El 1 de Octubre Jerome Bruner empezó su centenario. Cumplió 99 años lúcido como siempre. Que mejor manera que festejar su vida que dejando dos citas suyas que hoy más que nunca los psicólogos deberían leer y entender:
Cultural psychology is an interpretative discipline. Its strategies are hermeneutical rather than causal or correlational. This does not mean that crops do not fail, droughts do not destroy habitation patterns, or that years of schooling do not correlate with income. What leads Balinese villagers to place such ruinous wagers on the outcomes of cockfights is their interpretation of the meaning of such cockfights in their communal lives. And that interpretation derives from a communal conception of how Balinese society operates, which in turn, can be further clarified by understanding the superorganic’ history of Balinese society – its power structure, its treasury of narrative forms, its founding myths, and the like. So too with droughts and years of schooling. Obviously they can be ‘measured’ and correlated with other ‘variables’. But in a deeper sense, there are no truly independent variables, ones completely independent of the interpretations placed upon them by those ‘subjects’ (as psychologists like to call people) whose reactions constitute our dependent variables. This does not mean that we cannot use statistics or our beloved analysis of variance, but that one needs to interpret what such methods yield in more than an off-the-cuff spirit. (p. 205)

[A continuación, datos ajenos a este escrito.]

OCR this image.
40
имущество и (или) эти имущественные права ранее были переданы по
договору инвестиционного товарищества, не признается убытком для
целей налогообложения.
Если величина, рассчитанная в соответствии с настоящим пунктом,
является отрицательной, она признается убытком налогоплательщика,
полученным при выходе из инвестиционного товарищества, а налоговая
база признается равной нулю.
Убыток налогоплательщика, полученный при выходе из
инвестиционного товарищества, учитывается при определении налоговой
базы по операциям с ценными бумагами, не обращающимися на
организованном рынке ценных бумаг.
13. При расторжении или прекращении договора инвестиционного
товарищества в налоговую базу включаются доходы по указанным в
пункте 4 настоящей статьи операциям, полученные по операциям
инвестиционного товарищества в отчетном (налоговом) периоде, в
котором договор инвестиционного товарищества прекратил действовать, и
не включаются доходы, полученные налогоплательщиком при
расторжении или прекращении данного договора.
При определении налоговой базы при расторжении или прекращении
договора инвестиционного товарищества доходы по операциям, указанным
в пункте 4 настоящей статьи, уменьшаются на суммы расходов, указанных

Our task as human scientists is to explicate for each other how human living arrangements work. Our explanations often have powerful effects on those very arrangements, for we, as human scientists, are part of the ‘reality’ that we seek to understand. The irony is that it was physics that taught us the advantages of leaving behind the kind of positivist realism that hampered efforts to understand the natural world. Without some conception like constructivism we would be totally the victims of reductionist dogmatism. (p. 214)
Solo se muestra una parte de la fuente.